Module 25.5: Responsible AI (RAI) & Safety Plugins

Theory

Observability (Module 25) lets you see what your agent is doing. Safety Plugins let you control what your agent is allowed to say. In an enterprise environment, you cannot rely solely on the model's internal safety filters; you need a programmatic "Kill Switch" that enforces your company's specific policies.

The "Fail-Closed" Pattern

The gold standard for AI safety is the Fail-Closed architecture.
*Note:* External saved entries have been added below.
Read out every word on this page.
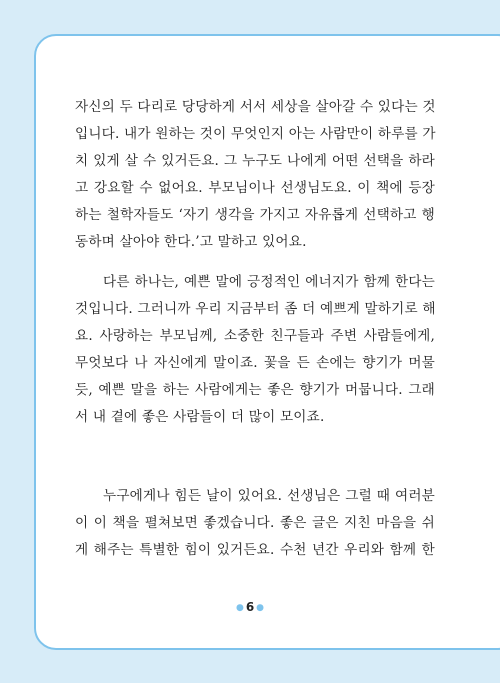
자신의 두 다리로 당당하게 서서 세상을 살아갈 수 있다는 것
입니다. 내가 원하는 것이 무엇인지 아는 사람만이 하루를 가
치 있게 살 수 있거든요. 그 누구도 나에게 어떤 선택을 하라
고 강요할 수 없어요. 부모님이나 선생님도요. 이 책에 등장
하는 철학자들도 ‘자기 생각을 가지고 자유롭게 선택하고 행
동하며 살아야 한다.’고 말하고 있어요.
다른 하나는, 예쁜 말에 긍정적인 에너지가 함께 한다는
것입니다. 그러니까 우리 지금부터 좀 더 예쁘게 말하기로 해
요. 사랑하는 부모님께, 소중한 친구들과 주변 사람들에게,
무엇보다 나 자신에게 말이죠. 꽃을 든 손에는 향기가 머물
듯, 예쁜 말을 하는 사람에게는 좋은 향기가 머뭅니다. 그래
서 내 곁에 좋은 사람들이 더 많이 모이죠.
누구에게나 힘든 날이 있어요. 선생님은 그럴 때 여러분
이 이 책을 펼쳐보면 좋겠습니다. 좋은 글은 지친 마음을 쉬
게 해주는 특별한 힘이 있거든요. 수천 년간 우리와 함께 한
● 6 ●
In this model, every response from an agent must pass through a mandatory safety check before it reaches the end user.

  • Intercept: The plugin intercepts the request_complete event.
  • Evaluate: A separate, specialized safety model or a regex-based engine checks the response for violations (e.g., PII leakage, competitor mentions, or harmful tone).
  • Action: If a violation is found, the plugin blocks the original message and replaces it with a safe, canned response.
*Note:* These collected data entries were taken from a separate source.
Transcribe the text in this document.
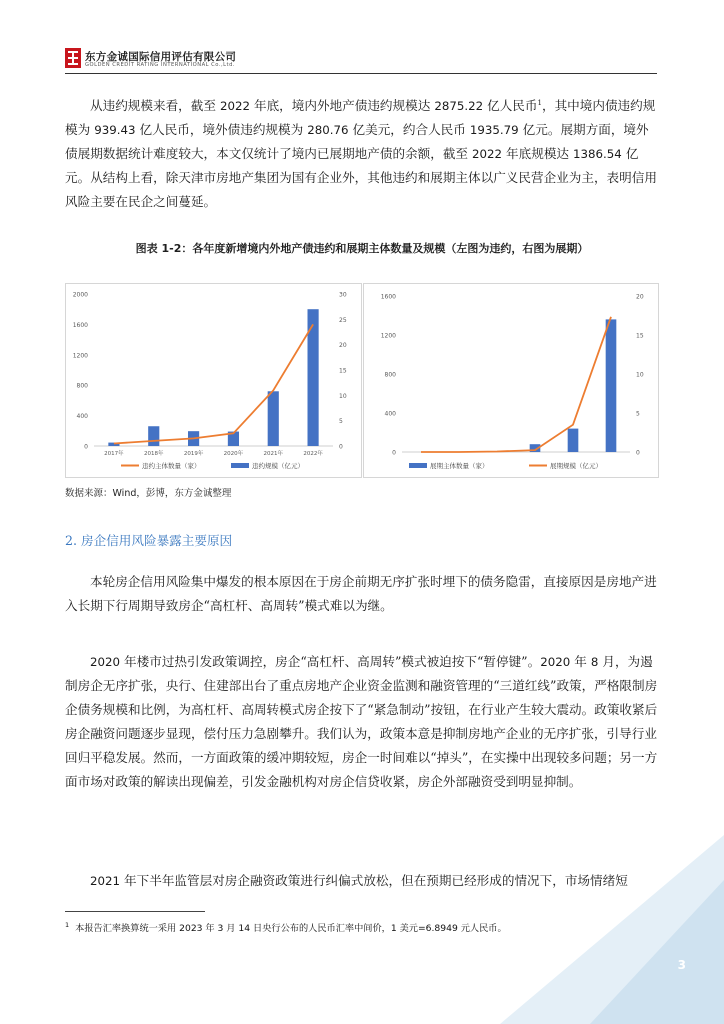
东方金诚国际信用评估有限公司
GOLDEN CREDIT RATING INTERNATIONAL Co.,Ltd.

从违约规模来看，截至 2022 年底，境内外地产债违约规模达 2875.22 亿人民币$^1$，其中境内债违约规模为 939.43 亿人民币，境外债违约规模为 280.76 亿美元，约合人民币 1935.79 亿元。展期方面，境外债展期数据统计难度较大，本文仅统计了境内已展期地产债的余额，截至 2022 年底规模达 1386.54 亿元。从结构上看，除天津市房地产集团为国有企业外，其他违约和展期主体以广义民营企业为主，表明信用风险主要在民企之间蔓延。

图表 1-2：各年度新增境内外地产债违约和展期主体数量及规模（左图为违约，右图为展期）
0
400
800
1200
1600
2000
0
5
10
15
20
25
30
2017年	2018年	2019年	2020年	2021年	2022年
违约主体数量（家）	违约规模（亿元）
0
400
800
1200
1600
0
5
10
15
20
展期主体数量（家）	展期规模（亿元）
数据来源：Wind，彭博，东方金诚整理
2. 房企信用风险暴露主要原因

本轮房企信用风险集中爆发的根本原因在于房企前期无序扩张时埋下的债务隐雷，直接原因是房地产进入长期下行周期导致房企“高杠杆、高周转”模式难以为继。

2020 年楼市过热引发政策调控，房企“高杠杆、高周转”模式被迫按下“暂停键”。2020 年 8 月，为遏制房企无序扩张，央行、住建部出台了重点房地产企业资金监测和融资管理的“三道红线”政策，严格限制房企债务规模和比例，为高杠杆、高周转模式房企按下了“紧急制动”按钮，在行业产生较大震动。政策收紧后房企融资问题逐步显现，偿付压力急剧攀升。我们认为，政策本意是抑制房地产企业的无序扩张，引导行业回归平稳发展。然而，一方面政策的缓冲期较短，房企一时间难以“掉头”，在实操中出现较多问题；另一方面市场对政策的解读出现偏差，引发金融机构对房企信贷收紧，房企外部融资受到明显抑制。

2021 年下半年监管层对房企融资政策进行纠偏式放松，但在预期已经形成的情况下，市场情绪短

$^1$ 本报告汇率换算统一采用 2023 年 3 月 14 日央行公布的人民币汇率中间价，1 美元=6.8949 元人民币。
3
Implementing RAI with Plugins

ADK 2.0 plugins are perfect for this because they have access to the full Event object and can modify the context of the interaction.
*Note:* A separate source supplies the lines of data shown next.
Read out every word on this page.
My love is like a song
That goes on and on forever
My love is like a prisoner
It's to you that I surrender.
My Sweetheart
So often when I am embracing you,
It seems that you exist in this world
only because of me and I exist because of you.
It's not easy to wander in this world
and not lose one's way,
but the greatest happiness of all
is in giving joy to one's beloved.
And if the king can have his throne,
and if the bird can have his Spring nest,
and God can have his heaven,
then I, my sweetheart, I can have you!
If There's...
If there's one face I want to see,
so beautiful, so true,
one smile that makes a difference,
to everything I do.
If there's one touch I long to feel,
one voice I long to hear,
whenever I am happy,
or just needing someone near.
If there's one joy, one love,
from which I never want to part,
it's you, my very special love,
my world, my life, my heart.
from google.adk.plugins import BasePlugin
from google.adk.events import Event

class SafetyGuardrailPlugin(BasePlugin):
async def on_event_callback(self, *, event: Event, **kwargs):
if event.event_type == 'request_complete':
response_text = event.content.parts[0].text

# Simple example: Block mentions of "Competitor X"
if "Competitor X" in response_text:
# 🛡️ THE INTERVENTION: Replace the output
event.content.parts[0].text = "I'm sorry, but I cannot discuss other companies. How can I help you with our products?"
print("🛑 [SAFETY] Response blocked due to policy violation.")

Why use a Plugin for RAI?

  1. Centralized Policy: You can apply the same safety plugin to every agent in your organization, ensuring consistent compliance.
  2. Immutability: The core business logic of the agent remains unchanged. The safety layer is a "wrapper" that can be updated independently.
  3. Auditability: Your safety plugin can log all "interventions" to a secure audit trail (e.g., BigQuery), which is crucial for regulated industries.

Key Takeaways

  • RAI is a requirement, not an option, for production agents.
  • Fail-Closed ensures that unsafe messages never reach the user.
  • Plugins allow you to implement safety guardrails without polluting your agent's business logic.
  • Separation of Expertise: The team managing safety policies can update the plugin without needing to understand the internal prompts of every agent.